The Canadian company said it was undergoing a comprehensive strategic review. Heins said he was open to selling the company, but “it is not the main direction we are pursuing right now.”

The company has long dominated the corporate smartphone market. Its BlackBerrys are known for their security and reliability as email devices.

RIM has sought to expand its appeal to consumers, but it has had trouble because the phones aren’t perceived to be as sexy as its chief competitors.

Apple sold 37 million iPhones in the last three months of 2011 — more than what RIM shipped in the past three quarters combined. RIM shipped 11.1 million BlackBerrys in the latest quarter, which ended March 3.

RIM also bombed in its efforts to produce a tablet computer to compete with Apple’s iPad. Among other things, the PlayBook received negative reviews because it launched without an email program and the popular messaging service BlackBerry Messenger. In December, the tablets that originally cost $500 were selling for $200, below the cost of making them.

RIM has been counting on improvements with its forthcoming BlackBerry 10 system, but that has faced multiple delays. BlackBerrys also lag iPhones or Android phones when it comes to running third-party applications. Touch-screen models that lack physical keyboards have largely flopped.

For that reason, BlackBerrys are even losing ground in the business world, as employees demand iPhones or Android devices over BlackBerrys.

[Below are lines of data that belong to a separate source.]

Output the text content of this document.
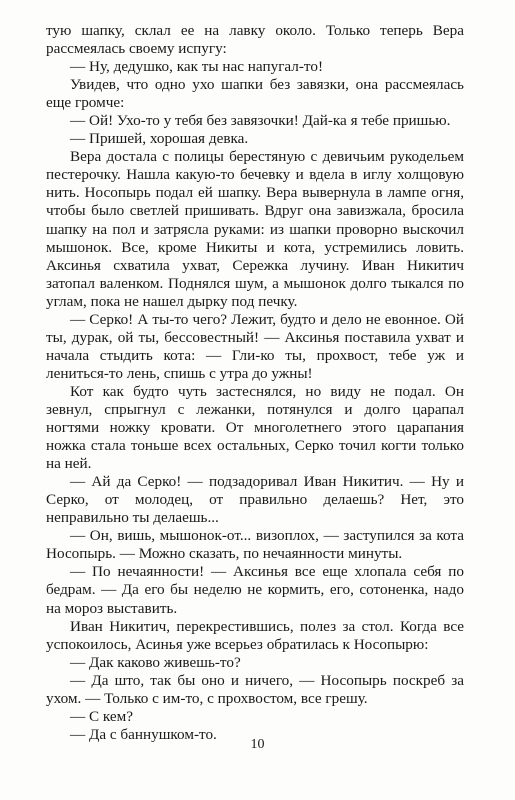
тую шапку, склал ее на лавку около. Только теперь Вера рассмеялась своему испугу:

— Ну, дедушко, как ты нас напугал-то!

Увидев, что одно ухо шапки без завязки, она рассмеялась еще громче:

— Ой! Ухо-то у тебя без завязочки! Дай-ка я тебе пришью.

— Пришей, хорошая девка.

Вера достала с полицы берестяную с девичьим рукодельем пестерочку. Нашла какую-то бечевку и вдела в иглу холщовую нить. Носопырь подал ей шапку. Вера вывернула в лампе огня, чтобы было светлей пришивать. Вдруг она завизжала, бросила шапку на пол и затрясла руками: из шапки проворно выскочил мышонок. Все, кроме Никиты и кота, устремились ловить. Аксинья схватила ухват, Сережка лучину. Иван Никитич затопал валенком. Поднялся шум, а мышонок долго тыкался по углам, пока не нашел дырку под печку.

— Серко! А ты-то чего? Лежит, будто и дело не евонное. Ой ты, дурак, ой ты, бессовестный! — Аксинья поставила ухват и начала стыдить кота: — Гли-ко ты, прохвост, тебе уж и лениться-то лень, спишь с утра до ужны!

Кот как будто чуть застеснялся, но виду не подал. Он зевнул, спрыгнул с лежанки, потянулся и долго царапал ногтями ножку кровати. От многолетнего этого царапания ножка стала тоньше всех остальных, Серко точил когти только на ней.

— Ай да Серко! — подзадоривал Иван Никитич. — Ну и Серко, от молодец, от правильно делаешь? Нет, это неправильно ты делаешь...

— Он, вишь, мышонок-от... визоплох, — заступился за кота Носопырь. — Можно сказать, по нечаянности минуты.

— По нечаянности! — Аксинья все еще хлопала себя по бедрам. — Да его бы неделю не кормить, его, сотоненка, надо на мороз выставить.

Иван Никитич, перекрестившись, полез за стол. Когда все успокоилось, Асинья уже всерьез обратилась к Носопырю:

— Дак каково живешь-то?

— Да што, так бы оно и ничего, — Носопырь поскреб за ухом. — Только с им-то, с прохвостом, все грешу.

— С кем?

— Да с баннушком-то.

10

RIM said it will focus its consumer efforts on targeted offerings that tap the company’s strengths. That includes devices that employees will want to buy on their own and bring to the corporate environment. The company was exploring partnerships and other opportunities for consumer products that aren’t deemed central. Those products could include software and features that are then incorporated into RIM’s own offerings.